Welche Symptome sollten Angehörige oder Betroffene aufmerksam machen? Neben den typischen Depressionssymptomen, wie unter anderem Antriebslosigkeit, verringerte Freude, Gefühle von Schuld- und Wertlosigkeit, Veränderung des Appetits, sind im Alter folgende Alarmzeichen für eine Depression zu finden:
• Beschwerden (Kopf-, Gelenk-, Herz oder Rückenschmerzen), für die keine eindeutige körperliche Ursache gefunden werden kann
• Vernachlässigung des Haushalts und der Körperhygiene
• vermehrte Gedanken und Äußerungen über das Sterben und den Tod
Unterschied zu Depressionen in anderen Altersspannen
Im Gegensatz zu Depressionen bei jüngeren Erwachsenen äußern sich Altersdepressionen stark auf körperlicher Ebene. Das heißt, psychosomatische Beschwerden, Schlafstörungen, Appetitmangel und damit verbundener rapider Gewichtsverlust und Bewegungsunfähigkeit sind häufig zu finden und sollten in Bezug auf eine mögliche Depression sehr ernst genommen werden.
Zunächst einmal ist es von großer Bedeutung, sich über das Thema zu informieren und sich des steigenden Risikos für Depressionen im Alter bewusst zu sein. Wenn der akute Verdacht besteht, dass ein älteres Familienmitglied oder Freund unter einer Depression leidet, sollten Angehörige die betreffende Person darauf ansprechen und möglicherweise das gemeinsame Gespräch mit dem Hausarzt suchen. Dieser kann dann eine Psychotherapie und eine medikamentöse Einstellung in die Wege leiten. Auch ältere Menschen profitieren von Psychotherapie und können durch eine angemessene Behandlung viel Lebensqualität dazu gewinnen.

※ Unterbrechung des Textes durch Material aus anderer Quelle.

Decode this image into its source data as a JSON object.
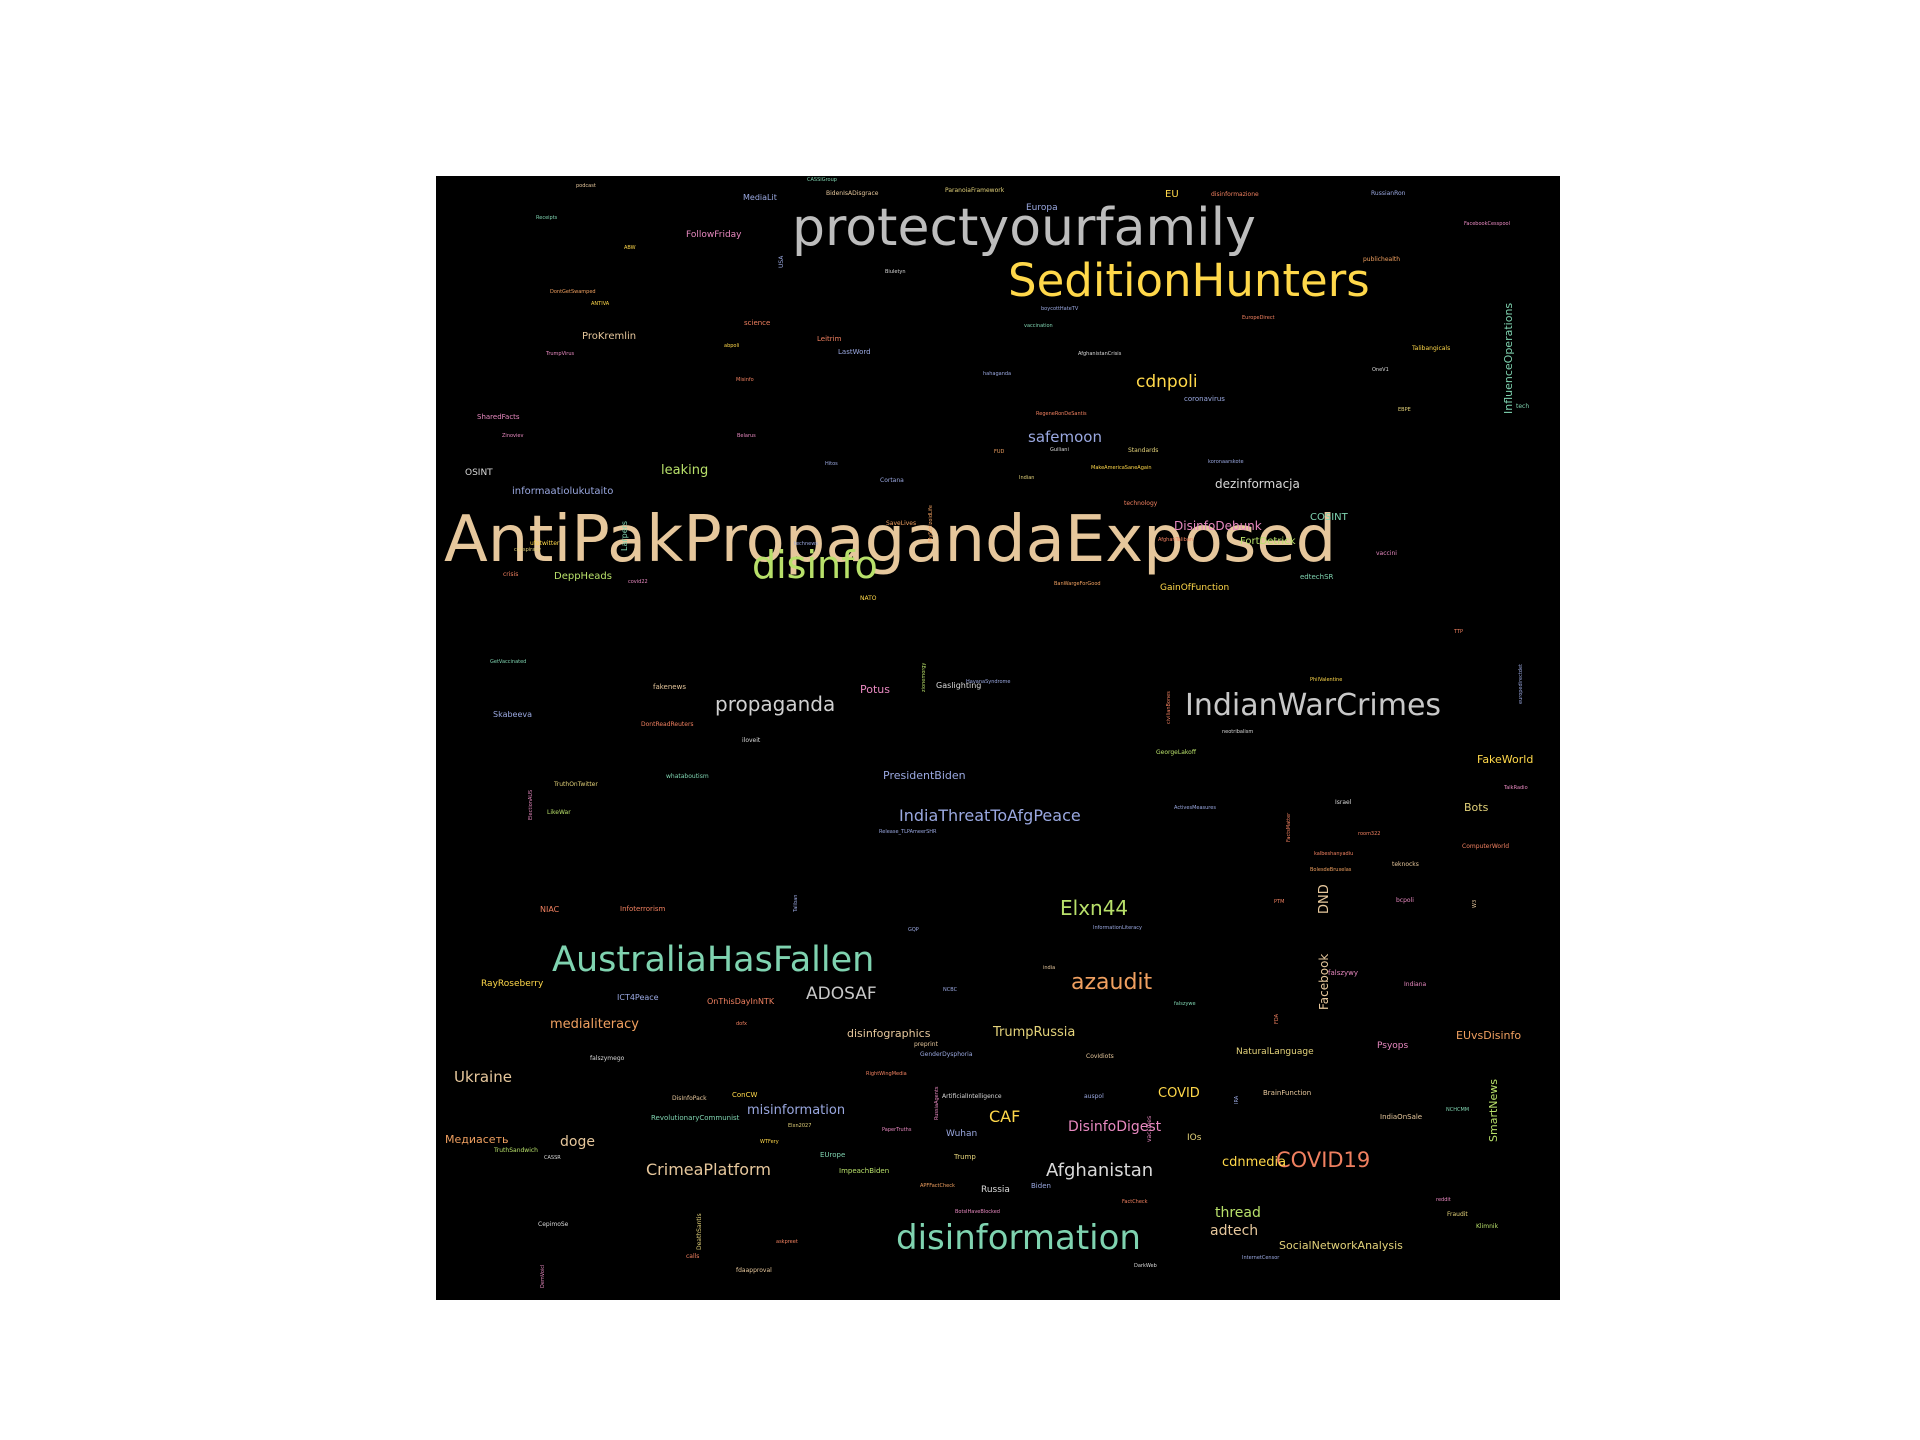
{
  "palette": [
    "#deb887",
    "#ffd700",
    "#c8c8c8",
    "#b8e06a",
    "#7fd3b0",
    "#e8a07a",
    "#9aa8e0",
    "#e889c0",
    "#e3d27a",
    "#f0a060",
    "#d9d9d9"
  ],
  "words": [
    {
      "text": "AntiPakPropagandaExposed",
      "color": "#e6c79c"
    },
    {
      "text": "protectyourfamily",
      "color": "#bdbdbd"
    },
    {
      "text": "SeditionHunters",
      "color": "#ffd84a"
    },
    {
      "text": "disinfo",
      "color": "#b8e06a"
    },
    {
      "text": "IndianWarCrimes",
      "color": "#c8c8c8"
    },
    {
      "text": "AustraliaHasFallen",
      "color": "#7fd3b0"
    },
    {
      "text": "disinformation",
      "color": "#7fd3b0"
    },
    {
      "text": "propaganda",
      "color": "#d0d0d0"
    },
    {
      "text": "Elxn44",
      "color": "#b8e06a"
    },
    {
      "text": "azaudit",
      "color": "#f0a060"
    },
    {
      "text": "COVID19",
      "color": "#f08060"
    },
    {
      "text": "Afghanistan",
      "color": "#d9d9d9"
    },
    {
      "text": "CrimeaPlatform",
      "color": "#e6c79c"
    },
    {
      "text": "cdnpoli",
      "color": "#ffd84a"
    },
    {
      "text": "safemoon",
      "color": "#9aa8e0"
    },
    {
      "text": "IndiaThreatToAfgPeace",
      "color": "#9aa8e0"
    },
    {
      "text": "ADOSAF",
      "color": "#c8c8c8"
    },
    {
      "text": "medialiteracy",
      "color": "#f0a060"
    },
    {
      "text": "CAF",
      "color": "#ffd84a"
    },
    {
      "text": "TrumpRussia",
      "color": "#e3d27a"
    },
    {
      "text": "Ukraine",
      "color": "#e6c79c"
    },
    {
      "text": "leaking",
      "color": "#b8e06a"
    },
    {
      "text": "dezinformacja",
      "color": "#d9d9d9"
    },
    {
      "text": "DisinfoDebunk",
      "color": "#e889c0"
    },
    {
      "text": "DisinfoDigest",
      "color": "#e889c0"
    },
    {
      "text": "cdnmedia",
      "color": "#ffd84a"
    },
    {
      "text": "thread",
      "color": "#b8e06a"
    },
    {
      "text": "adtech",
      "color": "#e6c79c"
    },
    {
      "text": "misinformation",
      "color": "#9aa8e0"
    },
    {
      "text": "doge",
      "color": "#e6c79c"
    },
    {
      "text": "COVID",
      "color": "#ffd84a"
    },
    {
      "text": "DND",
      "color": "#e6c79c"
    },
    {
      "text": "Facebook",
      "color": "#e6c79c"
    },
    {
      "text": "InfluenceOperations",
      "color": "#7fd3b0"
    },
    {
      "text": "SmartNews",
      "color": "#b8e06a"
    },
    {
      "text": "FakeWorld",
      "color": "#ffd84a"
    },
    {
      "text": "Bots",
      "color": "#e3d27a"
    },
    {
      "text": "EUvsDisinfo",
      "color": "#f0a060"
    },
    {
      "text": "disinfographics",
      "color": "#e6c79c"
    },
    {
      "text": "SocialNetworkAnalysis",
      "color": "#e3d27a"
    },
    {
      "text": "PresidentBiden",
      "color": "#9aa8e0"
    },
    {
      "text": "Медиасеть",
      "color": "#f0a060"
    },
    {
      "text": "ProKremlin",
      "color": "#e6c79c"
    },
    {
      "text": "FollowFriday",
      "color": "#e889c0"
    },
    {
      "text": "DeppHeads",
      "color": "#b8e06a"
    },
    {
      "text": "informaatiolukutaito",
      "color": "#9aa8e0"
    },
    {
      "text": "COSINT",
      "color": "#7fd3b0"
    },
    {
      "text": "FortDetrick",
      "color": "#b8e06a"
    },
    {
      "text": "Potus",
      "color": "#e889c0"
    },
    {
      "text": "OSINT",
      "color": "#d9d9d9"
    },
    {
      "text": "Psyops",
      "color": "#e889c0"
    },
    {
      "text": "NaturalLanguage",
      "color": "#e3d27a"
    },
    {
      "text": "IOs",
      "color": "#e3d27a"
    },
    {
      "text": "Wuhan",
      "color": "#9aa8e0"
    },
    {
      "text": "Russia",
      "color": "#d9d9d9"
    },
    {
      "text": "EU",
      "color": "#ffd84a"
    },
    {
      "text": "Europa",
      "color": "#9aa8e0"
    },
    {
      "text": "GainOfFunction",
      "color": "#ffd84a"
    },
    {
      "text": "RayRoseberry",
      "color": "#ffd84a"
    },
    {
      "text": "ICT4Peace",
      "color": "#9aa8e0"
    },
    {
      "text": "OnThisDayInNTK",
      "color": "#f08060"
    },
    {
      "text": "NIAC",
      "color": "#f08060"
    },
    {
      "text": "Infoterrorism",
      "color": "#f08060"
    },
    {
      "text": "fakenews",
      "color": "#e6c79c"
    },
    {
      "text": "Skabeeva",
      "color": "#9aa8e0"
    },
    {
      "text": "MediaLit",
      "color": "#9aa8e0"
    },
    {
      "text": "science",
      "color": "#f08060"
    },
    {
      "text": "Leitrim",
      "color": "#f08060"
    },
    {
      "text": "LastWord",
      "color": "#9aa8e0"
    },
    {
      "text": "Gaslighting",
      "color": "#d9d9d9"
    },
    {
      "text": "coronavirus",
      "color": "#9aa8e0"
    },
    {
      "text": "SharedFacts",
      "color": "#e889c0"
    },
    {
      "text": "edtechSR",
      "color": "#7fd3b0"
    },
    {
      "text": "ConCW",
      "color": "#ffd84a"
    },
    {
      "text": "RevolutionaryCommunist",
      "color": "#7fd3b0"
    },
    {
      "text": "EUrope",
      "color": "#7fd3b0"
    },
    {
      "text": "ImpeachBiden",
      "color": "#b8e06a"
    },
    {
      "text": "Trump",
      "color": "#e3d27a"
    },
    {
      "text": "Biden",
      "color": "#9aa8e0"
    },
    {
      "text": "IndiaOnSale",
      "color": "#e6c79c"
    },
    {
      "text": "BrainFunction",
      "color": "#e6c79c"
    },
    {
      "text": "falszywy",
      "color": "#e889c0"
    },
    {
      "text": "Larpers",
      "color": "#7fd3b0"
    },
    {
      "text": "ufotwitter",
      "color": "#ffd84a"
    },
    {
      "text": "crisis",
      "color": "#f08060"
    },
    {
      "text": "USA",
      "color": "#9aa8e0"
    },
    {
      "text": "ParanoiaFramework",
      "color": "#e3d27a"
    },
    {
      "text": "BidenIsADisgrace",
      "color": "#e6c79c"
    },
    {
      "text": "disinformazione",
      "color": "#f08060"
    },
    {
      "text": "RussianRon",
      "color": "#9aa8e0"
    },
    {
      "text": "publichealth",
      "color": "#f0a060"
    },
    {
      "text": "Talibangicals",
      "color": "#ffd84a"
    },
    {
      "text": "tech",
      "color": "#7fd3b0"
    },
    {
      "text": "Standards",
      "color": "#e3d27a"
    },
    {
      "text": "technology",
      "color": "#f08060"
    },
    {
      "text": "SaveLives",
      "color": "#f0a060"
    },
    {
      "text": "Cortana",
      "color": "#9aa8e0"
    },
    {
      "text": "vaccini",
      "color": "#e889c0"
    },
    {
      "text": "NATO",
      "color": "#ffd84a"
    },
    {
      "text": "iloveit",
      "color": "#d9d9d9"
    },
    {
      "text": "TruthOnTwitter",
      "color": "#e3d27a"
    },
    {
      "text": "LikeWar",
      "color": "#b8e06a"
    },
    {
      "text": "whataboutism",
      "color": "#7fd3b0"
    },
    {
      "text": "GeorgeLakoff",
      "color": "#b8e06a"
    },
    {
      "text": "Israel",
      "color": "#d9d9d9"
    },
    {
      "text": "teknocks",
      "color": "#e6c79c"
    },
    {
      "text": "bcpoli",
      "color": "#e889c0"
    },
    {
      "text": "ComputerWorld",
      "color": "#f08060"
    },
    {
      "text": "Indiana",
      "color": "#e889c0"
    },
    {
      "text": "vaccines",
      "color": "#e889c0"
    },
    {
      "text": "auspol",
      "color": "#9aa8e0"
    },
    {
      "text": "ArtificialIntelligence",
      "color": "#d9d9d9"
    },
    {
      "text": "DontReadReuters",
      "color": "#f08060"
    },
    {
      "text": "Fraudit",
      "color": "#e3d27a"
    },
    {
      "text": "Klimnik",
      "color": "#b8e06a"
    },
    {
      "text": "calls",
      "color": "#f08060"
    },
    {
      "text": "fdaapproval",
      "color": "#e6c79c"
    },
    {
      "text": "DisInfoPack",
      "color": "#e6c79c"
    },
    {
      "text": "TruthSandwich",
      "color": "#b8e06a"
    },
    {
      "text": "CepimoSe",
      "color": "#d9d9d9"
    },
    {
      "text": "DeathSantis",
      "color": "#e3d27a"
    },
    {
      "text": "preprint",
      "color": "#e6c79c"
    },
    {
      "text": "GenderDysphoria",
      "color": "#9aa8e0"
    },
    {
      "text": "CovIdiots",
      "color": "#e6c79c"
    },
    {
      "text": "falszymego",
      "color": "#d9d9d9"
    },
    {
      "text": "ANTIVA",
      "color": "#ffd84a"
    },
    {
      "text": "abpoli",
      "color": "#ffd84a"
    },
    {
      "text": "TrumpVirus",
      "color": "#e889c0"
    },
    {
      "text": "Misinfo",
      "color": "#f08060"
    },
    {
      "text": "Biuletyn",
      "color": "#d9d9d9"
    },
    {
      "text": "boycottHateTV",
      "color": "#9aa8e0"
    },
    {
      "text": "vaccination",
      "color": "#7fd3b0"
    },
    {
      "text": "hahaganda",
      "color": "#9aa8e0"
    },
    {
      "text": "OneV1",
      "color": "#d9d9d9"
    },
    {
      "text": "Guiliani",
      "color": "#d9d9d9"
    },
    {
      "text": "MakeAmericaSaneAgain",
      "color": "#ffd84a"
    },
    {
      "text": "Indian",
      "color": "#e3d27a"
    },
    {
      "text": "FUD",
      "color": "#f0a060"
    },
    {
      "text": "AfghanTaliban",
      "color": "#f08060"
    },
    {
      "text": "BanWargeForGood",
      "color": "#f0a060"
    },
    {
      "text": "neotribalism",
      "color": "#d9d9d9"
    },
    {
      "text": "ElectionAUS",
      "color": "#e889c0"
    },
    {
      "text": "Release_TLPAmeerSHR",
      "color": "#9aa8e0"
    },
    {
      "text": "GetVaccinated",
      "color": "#7fd3b0"
    },
    {
      "text": "ABW",
      "color": "#ffd84a"
    },
    {
      "text": "podcast",
      "color": "#e6c79c"
    },
    {
      "text": "Receipts",
      "color": "#7fd3b0"
    },
    {
      "text": "CASSIGroup",
      "color": "#7fd3b0"
    },
    {
      "text": "DontGetSwamped",
      "color": "#f0a060"
    },
    {
      "text": "Zinoviev",
      "color": "#e889c0"
    },
    {
      "text": "Belarus",
      "color": "#e889c0"
    },
    {
      "text": "conspiracy",
      "color": "#e3d27a"
    },
    {
      "text": "covid22",
      "color": "#e889c0"
    },
    {
      "text": "technews",
      "color": "#9aa8e0"
    },
    {
      "text": "MySchizoidLife",
      "color": "#f0a060"
    },
    {
      "text": "Hitos",
      "color": "#9aa8e0"
    },
    {
      "text": "RegeneRonDeSantis",
      "color": "#f08060"
    },
    {
      "text": "AfghanistanCrisis",
      "color": "#d9d9d9"
    },
    {
      "text": "EuropeDirect",
      "color": "#f08060"
    },
    {
      "text": "FacebookCesspool",
      "color": "#e889c0"
    },
    {
      "text": "EBPE",
      "color": "#e3d27a"
    },
    {
      "text": "koronaarskote",
      "color": "#9aa8e0"
    },
    {
      "text": "TTP",
      "color": "#f08060"
    },
    {
      "text": "europedirectdet",
      "color": "#9aa8e0"
    },
    {
      "text": "PhilValentine",
      "color": "#ffd84a"
    },
    {
      "text": "HavanaSyndrome",
      "color": "#9aa8e0"
    },
    {
      "text": "zionemorgy",
      "color": "#b8e06a"
    },
    {
      "text": "civilianBones",
      "color": "#f08060"
    },
    {
      "text": "TalkRadio",
      "color": "#e889c0"
    },
    {
      "text": "ActivesMeasures",
      "color": "#9aa8e0"
    },
    {
      "text": "FactsMatter",
      "color": "#f08060"
    },
    {
      "text": "room322",
      "color": "#f08060"
    },
    {
      "text": "kalbeshanyadiu",
      "color": "#f08060"
    },
    {
      "text": "BolesdeBruxelas",
      "color": "#f0a060"
    },
    {
      "text": "PTM",
      "color": "#f08060"
    },
    {
      "text": "W3",
      "color": "#e6c79c"
    },
    {
      "text": "Taliban",
      "color": "#9aa8e0"
    },
    {
      "text": "GQP",
      "color": "#9aa8e0"
    },
    {
      "text": "InformationLiteracy",
      "color": "#9aa8e0"
    },
    {
      "text": "india",
      "color": "#e6c79c"
    },
    {
      "text": "NCBC",
      "color": "#9aa8e0"
    },
    {
      "text": "FDA",
      "color": "#f08060"
    },
    {
      "text": "falszywe",
      "color": "#7fd3b0"
    },
    {
      "text": "dofx",
      "color": "#f08060"
    },
    {
      "text": "RightWingMedia",
      "color": "#f08060"
    },
    {
      "text": "RussiaAgents",
      "color": "#e889c0"
    },
    {
      "text": "Elxn2027",
      "color": "#e3d27a"
    },
    {
      "text": "PaperTruths",
      "color": "#e889c0"
    },
    {
      "text": "WTFery",
      "color": "#ffd84a"
    },
    {
      "text": "CASSR",
      "color": "#d9d9d9"
    },
    {
      "text": "IRA",
      "color": "#9aa8e0"
    },
    {
      "text": "NCHCMM",
      "color": "#7fd3b0"
    },
    {
      "text": "APFFactCheck",
      "color": "#f0a060"
    },
    {
      "text": "BotsIHaveBlocked",
      "color": "#e889c0"
    },
    {
      "text": "FactCheck",
      "color": "#f08060"
    },
    {
      "text": "reddit",
      "color": "#e889c0"
    },
    {
      "text": "askpreet",
      "color": "#f08060"
    },
    {
      "text": "DarkWeb",
      "color": "#d9d9d9"
    },
    {
      "text": "InternetCensor",
      "color": "#9aa8e0"
    },
    {
      "text": "DemVoicI",
      "color": "#e889c0"
    }
  ]
}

Angehörige können außerdem ihre Hilfe anbieten, Verständnis zeigen und zu gemeinsamen Aktivitäten anregen. Weitere wichtige Hinweise zum Umgang mit an Depressionen erkrankten Personen finden Angehörige in unserem Blogbeitrag oder bei der Stiftung Deutsche Depressionshilfe. Zuletzt sei gesagt, dass es im Umgang mit den Betroffenen immer wichtig ist, dass der Person, wenn auch fortgeschrittenen Alters, mit Respekt und auf Augenhöhe begegnet wird. Denn zum „in Würde altern“ gehört auch psychische Gesundheit und Unterstützung.